O Itaú anunciou o fim do segmento Emps+, serviço interno do banco voltado ao atendimento empresarial. A descontinuação da operação passou a valer oficialmente na quarta-feira, 27.
A ação da empresa deve impactar quase 400 funcionários ligados ao setor. Segundo o Sindicato dos Bancários e Financiários de São Paulo, Osasco e Região, apenas 50 trabalhadores serão mantidos e redistribuídos em dois novos projetos do banco
Os demais 350 funcionários precisarão buscar recolocação por conta própria dentro da instituição, sem um plano formal de transição apresentado pela empresa.
O sindicato afirmou que o banco não ofereceu pacote, comunicado oficial ou qualquer estrutura de apoio.
Internamente, o termo ‘High Performance’ passou a circular como possível parâmetro para seleção dos profissionais que permanecerão no banco, mas sem definição objetiva sobre metas ou indicadores utilizados na avaliação.
Trabalhadores direcionados ao segmento Pro
Uma parte dos trabalhadores do Emps+ está sendo direcionada ao segmento Pro. Porém, de acordo com o sindicato, esse caminho não é a melhor alternativa, pois há registros de demissões com menos de um ano de casa, sem avaliação formal, com a justificativa genérica de “baixa performance” ou “desalinhamento cultural”.
Também há críticas relacionadas às metas de desempenho impostas aos gerentes do segmento Pro, que, segundo relatos, chegam a exigir resultados equivalentes a 200% do Índice de Cumprimento de Metas (ICM) contratado para a área.

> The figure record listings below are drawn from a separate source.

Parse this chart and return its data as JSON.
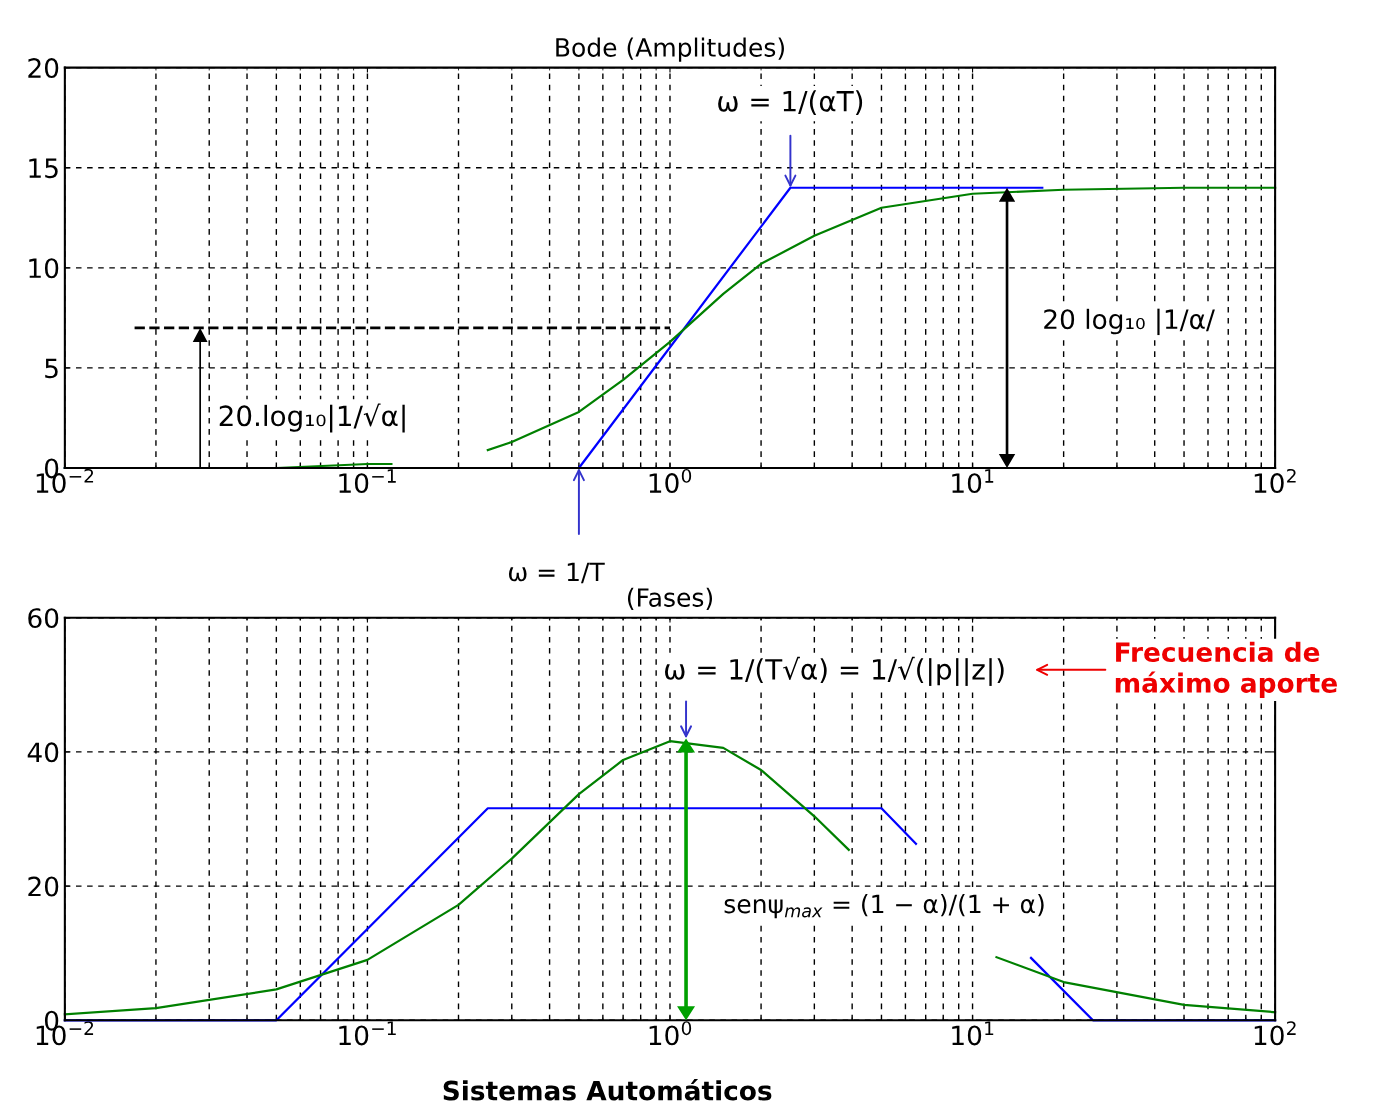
{
  "chart_data": [
    {
      "type": "line",
      "title": "Bode (Amplitudes)",
      "log": "x",
      "grid": true,
      "xlim": [
        0.01,
        100
      ],
      "ylim": [
        0,
        20
      ],
      "xticks": [
        {
          "value": 0.01,
          "label": "10$^{−2}$"
        },
        {
          "value": 0.1,
          "label": "10$^{−1}$"
        },
        {
          "value": 1,
          "label": "10$^{0}$"
        },
        {
          "value": 10,
          "label": "10$^{1}$"
        },
        {
          "value": 100,
          "label": "10$^{2}$"
        }
      ],
      "yticks": [
        0,
        5,
        10,
        15,
        20
      ],
      "series": [
        {
          "color": "#0000ff",
          "x": [
            0.01,
            0.5,
            2.5,
            17
          ],
          "values": [
            0,
            0,
            14,
            14
          ]
        },
        {
          "color": "#008000",
          "x": [
            0.01,
            0.05,
            0.1,
            0.12,
            0.18,
            0.25,
            0.3,
            0.5,
            0.7,
            1,
            1.5,
            2,
            3,
            5,
            10,
            20,
            50,
            100
          ],
          "values": [
            0,
            0,
            0.2,
            0.2,
            null,
            0.9,
            1.3,
            2.8,
            4.4,
            6.3,
            8.7,
            10.2,
            11.6,
            13,
            13.7,
            13.9,
            14,
            14
          ]
        },
        {
          "color": "#000000",
          "line_style": "dashed",
          "x": [
            0.017,
            1
          ],
          "values": [
            7,
            7
          ]
        }
      ],
      "annotations": [
        {
          "text": "ω = 1/(αT)",
          "x": 2.5,
          "y": 14
        },
        "20.log₁₀|1/√α|",
        "20 log₁₀ |1/α/",
        {
          "text": "ω = 1/T",
          "x": 0.5,
          "y": 0
        }
      ]
    },
    {
      "type": "line",
      "title": "(Fases)",
      "log": "x",
      "grid": true,
      "xlim": [
        0.01,
        100
      ],
      "ylim": [
        0,
        60
      ],
      "xticks": [
        {
          "value": 0.01,
          "label": "10$^{−2}$"
        },
        {
          "value": 0.1,
          "label": "10$^{−1}$"
        },
        {
          "value": 1,
          "label": "10$^{0}$"
        },
        {
          "value": 10,
          "label": "10$^{1}$"
        },
        {
          "value": 100,
          "label": "10$^{2}$"
        }
      ],
      "yticks": [
        0,
        20,
        40,
        60
      ],
      "series": [
        {
          "color": "#0000ff",
          "x": [
            0.01,
            0.05,
            0.25,
            5,
            6.5,
            10,
            15.6,
            25,
            100
          ],
          "values": [
            0,
            0,
            31.6,
            31.6,
            26.3,
            null,
            9.3,
            0,
            0
          ]
        },
        {
          "color": "#008000",
          "x": [
            0.01,
            0.02,
            0.05,
            0.1,
            0.2,
            0.3,
            0.5,
            0.7,
            1,
            1.5,
            2,
            3,
            3.9,
            6,
            12,
            20,
            50,
            100
          ],
          "values": [
            0.9,
            1.8,
            4.6,
            9,
            17.2,
            24.1,
            33.7,
            38.8,
            41.6,
            40.6,
            37.3,
            30.4,
            25.4,
            null,
            9.4,
            5.7,
            2.3,
            1.2
          ]
        }
      ],
      "annotations": [
        {
          "text": "ω = 1/(T√α) = 1/√(|p||z|)",
          "x": 1.13,
          "y": 42
        },
        "senψ$_{max}$ = (1 − α)/(1 + α)",
        "Frecuencia de\nmáximo aporte",
        "Sistemas Automáticos"
      ]
    }
  ]
}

Outro ponto de reclamação envolve custos operacionais assumidos pelos próprios funcionários. O segmento exige que os gerentes utilizem veículo próprio, enquanto o valor reembolsado pelo banco para combustível estaria abaixo dos preços praticados no mercado. Aplicativos de transporte, segundo os relatos, não são autorizados pela instituição.